Still, producers of both types seem to feel they have little choice but to cling to their March and April dates. Much like producers of prestige movies opening in December in anticipation of the Oscars, they want a shot at the prizes that can help a middling show turn into a hit or a hit into a blockbuster. Productions that open earlier in the season are said to be at a disadvantage. A quick look at the numbers at first seems to prove the point: Of the 106 total Tony nominations this year, 82, or 77 percent, were associated with shows that opened in March or April. The disparity is especially noticeable in the musical categories, in which all but a handful of the nominations were from shows that opened after March 1. The only category that seems to have defied the pattern this year is best revival of a play. The Curious Incident opened in October and received six nominations; You Can’t Take It With You opened in September and received four.

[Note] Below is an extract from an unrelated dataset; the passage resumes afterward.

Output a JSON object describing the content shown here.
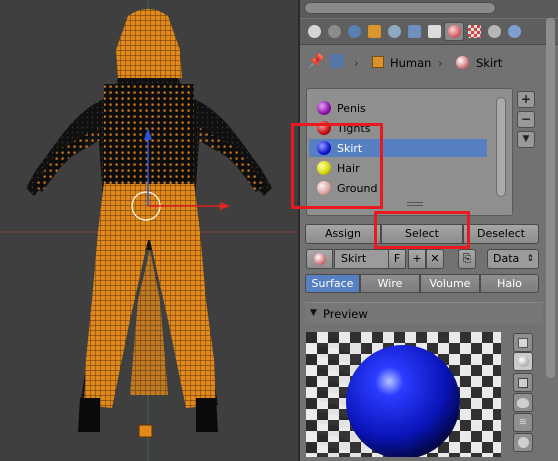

But if the relationship of opening date to awards haul appears firm, that doesn’t mean it’s causal. Is it not possible that Tony-bait shows in essence self-select for the end of the season? In other words, do producers and theater owners instinctively schedule the strongest shows for March and April, leaving the fall and winter to those that are, on average, less stage-worthy?

To find out, I did a thought experiment, flipping the order of the season on the pivot of March 1. I imagined everything that opened after that date had actually opened before it, and vice versa. The effect was, surprisingly, very small: a shift of perhaps six nominations, only one in a major category. (The Last Ship, had it opened in March instead of October, might well have been nominated for best musical instead of The Visit.) The other switches altered only a few acting or creative nominations of the type that mean little for ticket sales, no matter how much they mean to the individuals nominated. So it seems to me that the excellence of most shows good enough to be nominated will generally be recognized regardless of opening date. Helen Mirren would have gotten her nomination even if The Audience had opened during a blackout in mid-July.

That apparently hasn’t altered the plans of Shuffle Along, which has already announced its opening on April 21, 2016 — next year’s Tony cutoff date. Of course, upcoming new musicals will need every advantage they can get, with Hamilton sucking all the air out of the season. It opens August 6.